The comment has sparked fury in Pakistan, not least because it was made during a visit to the country's arch-rival India.
Demonstrators burnt an effigy of the Prime Minister in the streets of Karachi on Saturday, while a top-level meeting between Pakistan's ISI intelligence agency and UK security experts was cancelled in protest. But Mr Zardari has resisted domestic pressure for him to abandon his own visit.
In a speech in the Punjab on Saturday, Pakistani prime minister Yousaf Raza Gilani said that Mr Cameron's remarks were particularly galling because they were made in India.
And he rebuked the Prime Minister: "In India, you talk about terrorism but you don't say anything about Kashmir. You forgot about the human rights abuses going on there. You should have spoken about that too, so that we in Pakistan would have been satisfied."
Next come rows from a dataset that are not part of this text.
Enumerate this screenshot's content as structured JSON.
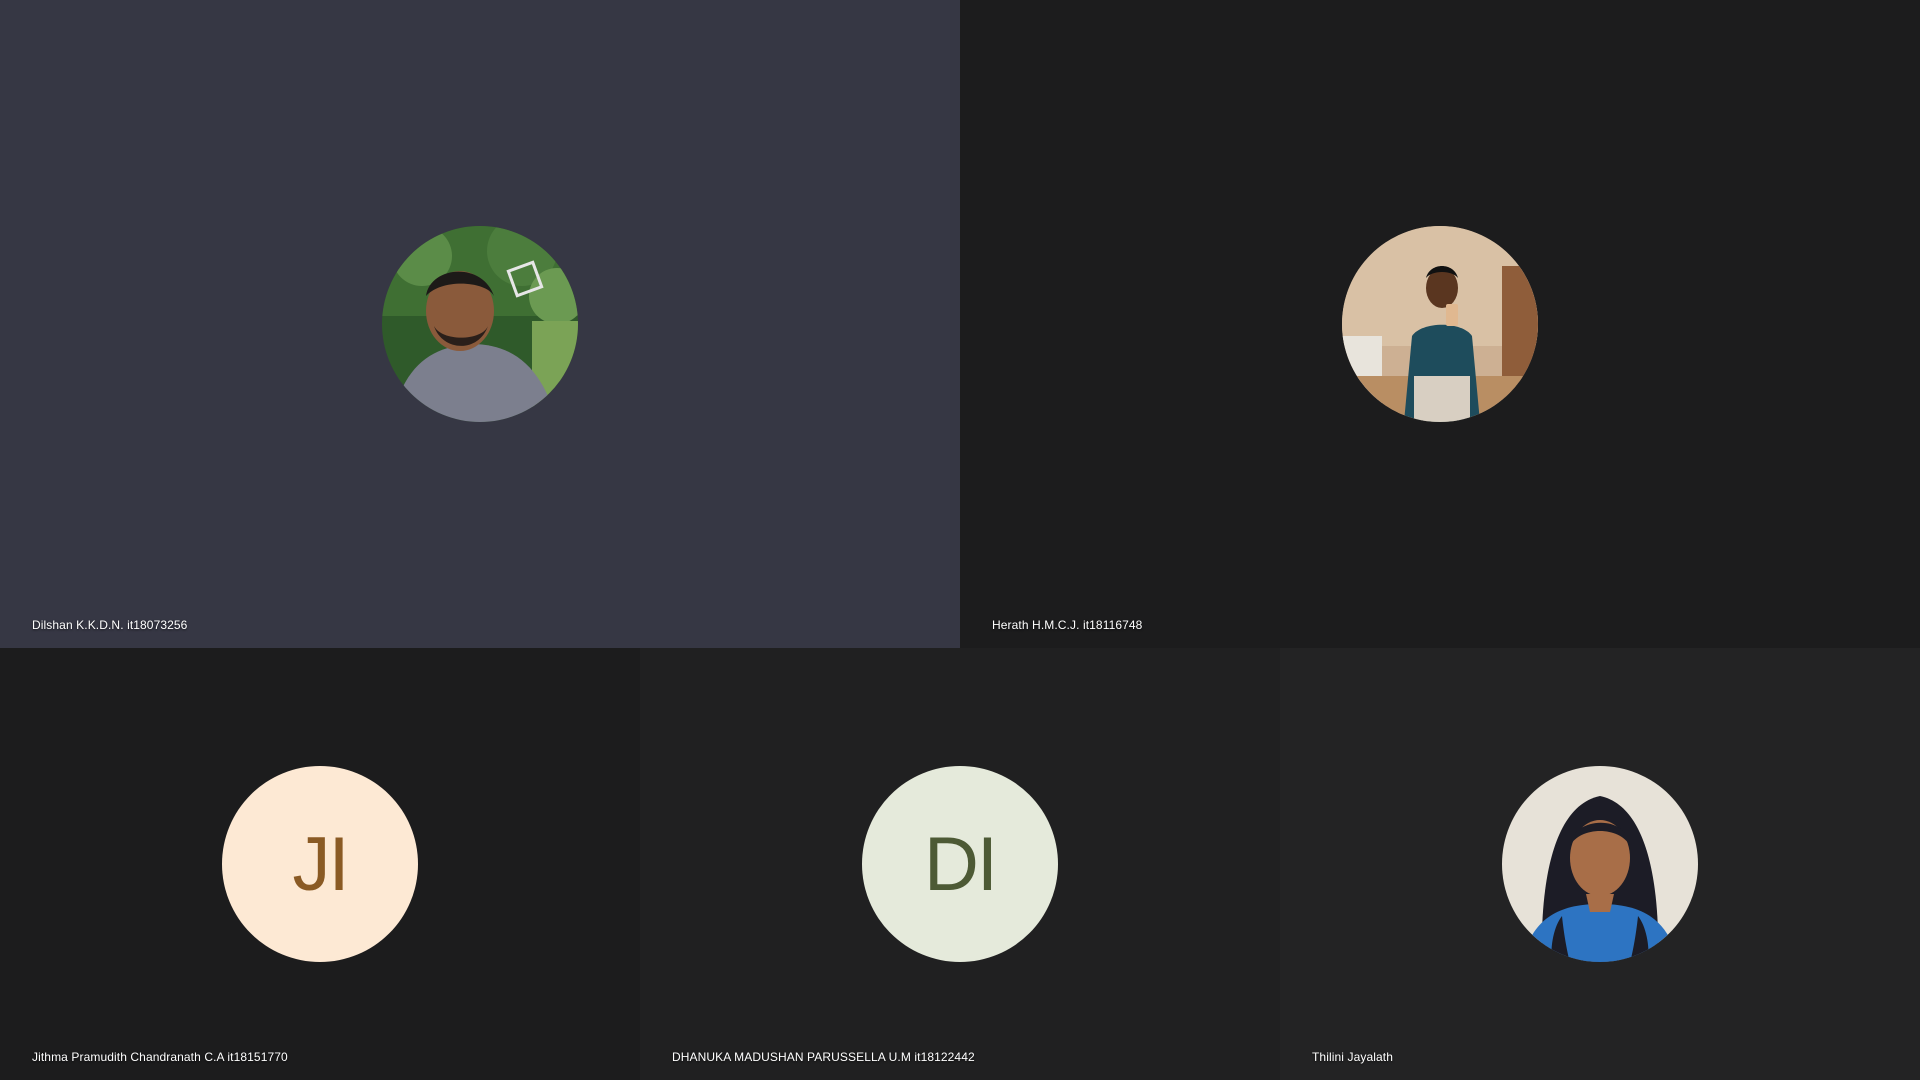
{
  "participants": [
    {
      "name": "Dilshan K.K.D.N. it18073256",
      "tile_color": "#363744",
      "avatar": "photo-man-outdoors"
    },
    {
      "name": "Herath H.M.C.J. it18116748",
      "tile_color": "#1c1c1d",
      "avatar": "photo-man-mirror-selfie"
    },
    {
      "name": "Jithma Pramudith Chandranath C.A it18151770",
      "tile_color": "#1c1c1d",
      "initials": "JI",
      "avatar_bg": "#fde9d4",
      "initials_color": "#8a5a24"
    },
    {
      "name": "DHANUKA MADUSHAN PARUSSELLA U.M it18122442",
      "tile_color": "#202021",
      "initials": "DI",
      "avatar_bg": "#e5eadb",
      "initials_color": "#4d5a35"
    },
    {
      "name": "Thilini Jayalath",
      "tile_color": "#232324",
      "avatar": "photo-woman-portrait"
    }
  ]
}
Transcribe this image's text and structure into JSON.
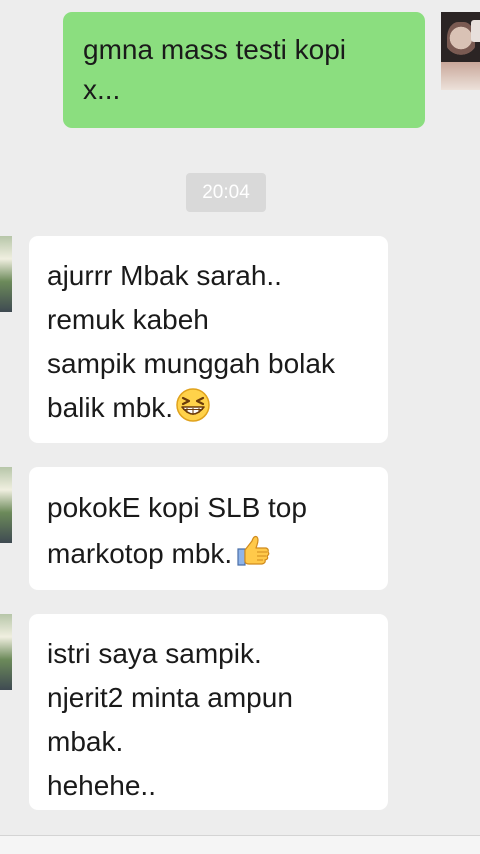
{
  "conversation": {
    "outgoing": [
      {
        "lines": [
          "gmna mass testi kopi",
          "x..."
        ]
      }
    ],
    "timestamp": "20:04",
    "incoming": [
      {
        "lines": [
          "ajurrr Mbak sarah..",
          "remuk kabeh",
          "sampik munggah bolak",
          "balik mbk."
        ],
        "emoji": "grinning-squint-emoji"
      },
      {
        "lines": [
          "pokokE kopi SLB top",
          "markotop mbk."
        ],
        "emoji": "thumbs-up-emoji"
      },
      {
        "lines": [
          "istri saya sampik.",
          "njerit2 minta ampun",
          "mbak.",
          "hehehe.."
        ]
      }
    ]
  },
  "colors": {
    "background": "#ededed",
    "outgoing_bubble": "#8bde7f",
    "incoming_bubble": "#ffffff",
    "timestamp_bg": "#d9d9d9"
  }
}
Mr Miliband said the Prime Minister should have recognised Pakistan's suffering at the hands of terrorists and the democratic progress achieved in Islamabad over recent years, rather than highlighting allegations of covert support for the Taliban in Afghanistan.
Writing in the Independent on Sunday, he compared the Prime Minister to "a cuttlefish squirting out ink", creating a mess in Britain's foreign policy in his desire to create a splash with his comments about Pakistan and his description of Gaza as a "prison camp".
"Mr Cameron has used the last two weeks to make a verbal splash on foreign policy. Like a cuttlefish squirting out ink, his words were copious and created a mess," said Mr Miliband.
"The mindsets in Israel, Pakistan and Britain have all been given the once-over. But making a splash is not the same as making a difference. That is the real test, not the false trail of whether to speak 'straight' or not."